As a sub-component of Azure AD, Azure AD Identity Protection is only compatible with organizations that leverage the Azure AD service for their Microsoft domain environments.
One of the key differentiators for Azure AD Identity Protection is the ability to enforce policy. Administrators are able to do this by setting conditions, which include scoring elements such as “User Risk” and “Sign In Risk” that are calculated based on the probability of a compromised identity or sign in.
Reporting on risky users or risky sign ins provides detailed insights on the metadata that Azure AD Identity Protection used to make determinations about a particular user or sign-in attempt:
Similar to Defender for Identity, Azure AD Identity Protection supports integration with Azure Sentinel (Microsoft Security Information Event Manager), and makes data—including risky users, risky sign-ins, and detections—available via the Microsoft Graph API.

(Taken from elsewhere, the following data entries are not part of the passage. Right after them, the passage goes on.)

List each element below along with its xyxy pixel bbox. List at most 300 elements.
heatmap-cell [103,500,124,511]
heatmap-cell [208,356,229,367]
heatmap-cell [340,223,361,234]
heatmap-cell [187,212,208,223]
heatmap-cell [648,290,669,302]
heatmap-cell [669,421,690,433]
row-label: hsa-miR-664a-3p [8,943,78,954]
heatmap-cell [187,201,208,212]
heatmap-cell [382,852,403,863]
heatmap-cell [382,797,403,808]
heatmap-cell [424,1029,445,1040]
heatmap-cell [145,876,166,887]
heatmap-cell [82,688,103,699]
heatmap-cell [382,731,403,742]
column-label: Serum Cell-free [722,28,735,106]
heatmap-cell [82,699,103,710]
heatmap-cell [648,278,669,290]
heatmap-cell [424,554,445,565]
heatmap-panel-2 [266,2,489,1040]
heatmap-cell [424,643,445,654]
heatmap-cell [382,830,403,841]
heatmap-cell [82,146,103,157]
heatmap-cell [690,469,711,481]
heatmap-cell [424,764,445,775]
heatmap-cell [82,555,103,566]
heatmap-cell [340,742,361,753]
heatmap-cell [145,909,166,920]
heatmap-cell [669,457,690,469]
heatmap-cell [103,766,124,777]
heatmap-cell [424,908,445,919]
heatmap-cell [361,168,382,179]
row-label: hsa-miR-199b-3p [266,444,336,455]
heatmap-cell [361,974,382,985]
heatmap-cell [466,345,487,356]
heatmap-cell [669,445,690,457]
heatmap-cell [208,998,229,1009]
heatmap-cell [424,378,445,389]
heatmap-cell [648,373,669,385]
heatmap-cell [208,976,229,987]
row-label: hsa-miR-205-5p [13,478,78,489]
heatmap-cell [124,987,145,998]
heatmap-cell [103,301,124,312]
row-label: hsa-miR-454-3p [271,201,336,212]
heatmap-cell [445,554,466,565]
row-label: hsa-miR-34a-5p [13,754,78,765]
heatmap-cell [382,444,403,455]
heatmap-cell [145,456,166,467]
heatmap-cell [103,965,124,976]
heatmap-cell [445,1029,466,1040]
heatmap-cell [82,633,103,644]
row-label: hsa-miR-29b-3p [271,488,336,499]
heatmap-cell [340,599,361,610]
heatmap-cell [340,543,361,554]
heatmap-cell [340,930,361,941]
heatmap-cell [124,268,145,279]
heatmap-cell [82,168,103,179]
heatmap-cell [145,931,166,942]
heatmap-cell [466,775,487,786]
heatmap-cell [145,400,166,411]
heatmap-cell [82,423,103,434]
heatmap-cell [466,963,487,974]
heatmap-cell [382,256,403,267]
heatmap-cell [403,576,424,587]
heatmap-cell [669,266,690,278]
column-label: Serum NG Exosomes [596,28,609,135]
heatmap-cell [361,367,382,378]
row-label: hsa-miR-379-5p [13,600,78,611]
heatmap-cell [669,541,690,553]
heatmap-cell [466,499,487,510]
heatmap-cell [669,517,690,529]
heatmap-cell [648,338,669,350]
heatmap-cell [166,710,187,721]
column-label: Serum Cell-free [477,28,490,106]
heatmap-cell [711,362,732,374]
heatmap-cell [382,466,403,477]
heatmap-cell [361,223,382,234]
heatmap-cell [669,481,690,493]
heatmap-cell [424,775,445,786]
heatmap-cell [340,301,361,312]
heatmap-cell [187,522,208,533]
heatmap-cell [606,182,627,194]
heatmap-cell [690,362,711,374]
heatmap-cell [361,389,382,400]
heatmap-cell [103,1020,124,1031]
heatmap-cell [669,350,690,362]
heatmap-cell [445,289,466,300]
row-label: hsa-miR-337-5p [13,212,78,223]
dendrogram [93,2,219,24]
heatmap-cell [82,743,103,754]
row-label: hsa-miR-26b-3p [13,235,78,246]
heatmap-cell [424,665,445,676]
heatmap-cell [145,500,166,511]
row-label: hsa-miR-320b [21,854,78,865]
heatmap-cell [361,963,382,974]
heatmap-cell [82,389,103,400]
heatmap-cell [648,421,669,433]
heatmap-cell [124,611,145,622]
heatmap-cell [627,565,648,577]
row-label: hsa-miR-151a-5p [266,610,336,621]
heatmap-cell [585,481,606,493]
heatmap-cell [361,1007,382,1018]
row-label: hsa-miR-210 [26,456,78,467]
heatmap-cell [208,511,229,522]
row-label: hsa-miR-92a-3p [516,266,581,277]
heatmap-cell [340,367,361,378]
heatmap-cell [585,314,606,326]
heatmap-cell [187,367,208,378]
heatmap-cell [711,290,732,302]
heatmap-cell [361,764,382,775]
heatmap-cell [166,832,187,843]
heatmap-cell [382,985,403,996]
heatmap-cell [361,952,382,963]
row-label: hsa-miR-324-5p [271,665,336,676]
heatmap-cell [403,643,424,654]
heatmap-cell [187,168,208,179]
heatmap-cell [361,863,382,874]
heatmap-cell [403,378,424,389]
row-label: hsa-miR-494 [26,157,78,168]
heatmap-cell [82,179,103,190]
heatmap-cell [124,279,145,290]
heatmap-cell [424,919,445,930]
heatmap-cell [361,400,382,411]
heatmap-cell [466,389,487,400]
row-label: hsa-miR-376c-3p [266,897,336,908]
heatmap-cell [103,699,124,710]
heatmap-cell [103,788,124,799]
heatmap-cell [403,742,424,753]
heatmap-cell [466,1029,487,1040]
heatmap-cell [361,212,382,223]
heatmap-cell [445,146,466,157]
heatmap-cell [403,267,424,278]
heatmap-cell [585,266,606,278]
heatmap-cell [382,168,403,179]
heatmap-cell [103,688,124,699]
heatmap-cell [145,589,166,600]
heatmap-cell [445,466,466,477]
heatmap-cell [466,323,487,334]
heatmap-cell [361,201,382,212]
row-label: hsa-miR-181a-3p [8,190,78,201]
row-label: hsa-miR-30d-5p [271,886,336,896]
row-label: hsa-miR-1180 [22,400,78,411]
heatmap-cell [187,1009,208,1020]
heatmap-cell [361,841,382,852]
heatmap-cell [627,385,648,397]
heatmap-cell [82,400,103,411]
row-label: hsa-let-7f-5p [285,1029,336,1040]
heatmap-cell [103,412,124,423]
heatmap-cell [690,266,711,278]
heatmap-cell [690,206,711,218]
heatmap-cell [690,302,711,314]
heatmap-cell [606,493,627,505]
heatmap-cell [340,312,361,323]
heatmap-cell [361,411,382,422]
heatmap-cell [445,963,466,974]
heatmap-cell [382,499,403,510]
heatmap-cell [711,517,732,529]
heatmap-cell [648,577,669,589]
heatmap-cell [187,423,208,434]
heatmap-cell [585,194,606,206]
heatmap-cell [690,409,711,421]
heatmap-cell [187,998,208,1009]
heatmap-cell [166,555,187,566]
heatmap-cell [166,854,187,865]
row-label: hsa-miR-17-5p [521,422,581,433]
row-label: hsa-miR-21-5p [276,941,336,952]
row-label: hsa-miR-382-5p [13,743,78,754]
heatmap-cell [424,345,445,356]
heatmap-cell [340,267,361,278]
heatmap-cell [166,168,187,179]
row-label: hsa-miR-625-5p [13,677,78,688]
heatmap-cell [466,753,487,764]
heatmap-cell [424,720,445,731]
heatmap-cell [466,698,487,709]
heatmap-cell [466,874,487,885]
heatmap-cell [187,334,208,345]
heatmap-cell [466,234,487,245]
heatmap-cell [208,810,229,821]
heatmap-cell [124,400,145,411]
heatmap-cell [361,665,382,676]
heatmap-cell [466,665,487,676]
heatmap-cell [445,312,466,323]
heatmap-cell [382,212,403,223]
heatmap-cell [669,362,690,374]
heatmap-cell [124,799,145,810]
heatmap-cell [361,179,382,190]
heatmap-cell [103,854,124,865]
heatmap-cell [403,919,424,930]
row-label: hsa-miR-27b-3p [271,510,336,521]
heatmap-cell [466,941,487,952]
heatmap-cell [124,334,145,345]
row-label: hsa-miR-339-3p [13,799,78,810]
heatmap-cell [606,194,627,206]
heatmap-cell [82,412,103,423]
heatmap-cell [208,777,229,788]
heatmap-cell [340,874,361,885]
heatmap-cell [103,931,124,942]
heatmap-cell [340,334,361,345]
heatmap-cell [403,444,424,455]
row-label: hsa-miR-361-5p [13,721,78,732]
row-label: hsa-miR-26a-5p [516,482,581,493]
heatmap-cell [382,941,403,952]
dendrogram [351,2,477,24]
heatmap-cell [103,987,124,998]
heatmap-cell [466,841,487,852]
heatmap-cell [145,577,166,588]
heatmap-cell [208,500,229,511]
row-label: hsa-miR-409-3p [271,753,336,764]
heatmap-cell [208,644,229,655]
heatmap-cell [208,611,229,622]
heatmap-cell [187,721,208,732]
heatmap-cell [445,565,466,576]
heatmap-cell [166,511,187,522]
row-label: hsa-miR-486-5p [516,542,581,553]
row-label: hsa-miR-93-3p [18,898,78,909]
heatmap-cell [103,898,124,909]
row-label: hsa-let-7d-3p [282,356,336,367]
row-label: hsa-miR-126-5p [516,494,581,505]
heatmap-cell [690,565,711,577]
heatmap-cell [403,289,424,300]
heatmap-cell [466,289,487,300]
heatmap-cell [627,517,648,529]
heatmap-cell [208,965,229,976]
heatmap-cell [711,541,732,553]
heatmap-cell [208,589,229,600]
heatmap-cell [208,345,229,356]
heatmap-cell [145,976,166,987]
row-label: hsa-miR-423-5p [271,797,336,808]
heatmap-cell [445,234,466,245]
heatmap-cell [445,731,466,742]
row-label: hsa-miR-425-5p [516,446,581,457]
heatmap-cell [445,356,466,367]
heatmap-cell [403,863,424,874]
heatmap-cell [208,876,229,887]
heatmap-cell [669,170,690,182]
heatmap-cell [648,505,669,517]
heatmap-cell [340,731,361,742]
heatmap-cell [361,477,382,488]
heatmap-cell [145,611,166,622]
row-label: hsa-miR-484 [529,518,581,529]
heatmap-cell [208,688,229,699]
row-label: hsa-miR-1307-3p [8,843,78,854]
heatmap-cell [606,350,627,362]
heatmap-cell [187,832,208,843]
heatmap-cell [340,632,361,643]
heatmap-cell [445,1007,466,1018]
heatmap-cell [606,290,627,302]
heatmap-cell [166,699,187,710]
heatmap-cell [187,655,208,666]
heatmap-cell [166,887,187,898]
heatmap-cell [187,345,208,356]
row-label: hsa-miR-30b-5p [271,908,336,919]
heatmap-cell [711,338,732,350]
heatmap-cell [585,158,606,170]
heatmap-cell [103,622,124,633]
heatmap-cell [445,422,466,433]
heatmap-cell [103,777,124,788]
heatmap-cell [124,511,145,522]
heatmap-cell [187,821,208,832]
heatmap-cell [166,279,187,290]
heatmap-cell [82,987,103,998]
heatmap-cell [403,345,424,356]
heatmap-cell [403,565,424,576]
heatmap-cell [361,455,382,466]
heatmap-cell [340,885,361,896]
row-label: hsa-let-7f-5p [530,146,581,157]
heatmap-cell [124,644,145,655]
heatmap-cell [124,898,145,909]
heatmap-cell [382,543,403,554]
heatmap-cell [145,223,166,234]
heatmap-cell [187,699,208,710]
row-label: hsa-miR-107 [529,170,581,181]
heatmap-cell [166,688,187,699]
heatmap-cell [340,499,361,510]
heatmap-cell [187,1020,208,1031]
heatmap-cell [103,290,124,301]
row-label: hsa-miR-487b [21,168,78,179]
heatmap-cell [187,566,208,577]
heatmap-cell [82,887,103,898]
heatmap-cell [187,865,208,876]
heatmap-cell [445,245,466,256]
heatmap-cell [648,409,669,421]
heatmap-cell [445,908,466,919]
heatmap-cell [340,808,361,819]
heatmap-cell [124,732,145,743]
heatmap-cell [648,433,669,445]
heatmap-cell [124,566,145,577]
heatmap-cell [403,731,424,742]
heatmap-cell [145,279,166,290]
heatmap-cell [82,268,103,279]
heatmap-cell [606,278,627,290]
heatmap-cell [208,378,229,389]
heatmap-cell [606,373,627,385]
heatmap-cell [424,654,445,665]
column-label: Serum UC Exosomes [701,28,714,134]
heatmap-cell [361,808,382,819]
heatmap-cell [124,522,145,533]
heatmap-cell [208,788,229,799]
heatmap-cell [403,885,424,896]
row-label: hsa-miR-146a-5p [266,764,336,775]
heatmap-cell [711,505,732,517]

Identity risks and coverage
Both Azure Active Directory Identity Protection and Defender for Identity work to provide protection against similar threats. For example, there’s some policy overlap that includes coverage for password spray attacks, where adversaries attempt to brute-force compromise multiple accounts using common passwords. Additionally, both services will detect logins from suspicious or unusual IP addresses, brute-force attacks, or other types of account enumeration activity.
Despite the overlap, there’s still a lot of disparity between the two products. Differences include the ability of Defender for Identity to detect high severity on-premise attacks against Windows domain environments such as Kerberoasting attacks, DCShadow attacks, Suspected Golden Ticket usage, and more. Microsoft documentation includes a policy list for Defender for Identity covering all of its various features.
Takeaways for risk management
When you’re making a strategic risk management decision, it’s important to consider an organization’s total attack surface—and the possibilities for managing that attack surface. Applying practical and appropriate mitigations or preventive controls is often more important and effective than simply analyzing or ingesting more data. Both of these solutions will help you mitigate identity threats, but in different ways. As such, it’s important to understand the respective security outcomes you can expect to achieve by using Defender for Identity, Azure AD Identity Protection, or both.
The offline calculation capabilities of Azure AD Identity Protection—and its integration with Microsoft threat intelligence—make it a powerful tool for administrators to easily verify user risk based on user-linked detection capabilities. The integrated nature of Azure AD Identity Protection with the Azure AD provides an enhanced and immediate response capability that is not present in Defender for Identity.
Conversely, even if Azure AD Identity Protection is able to alert on identity issues in a Hybrid Azure Active Directory environment, it will not have the capability to protect or alert on major on-premise attacks that present a serious risk to many organizations. The unparalleled optics of Defender for Identity to expose attackers’ attempts for domain dominance or lateral movement within a network are some of the most powerful ways an organization can limit the potential impact of a major breach scenario.
Based on your organization’s footprint, technology usage patterns, and habits, choosing the right solution or combinations thereof will prove tremendously helpful in detecting and preventing identity-based attacks. Both Microsoft and Red Canary work together to provide end-to-end Identity protection for customers, including the Red Canary MDR support for integration of Defender for Identity and Azure AD Identity Protection alerts into the Red Canary platform.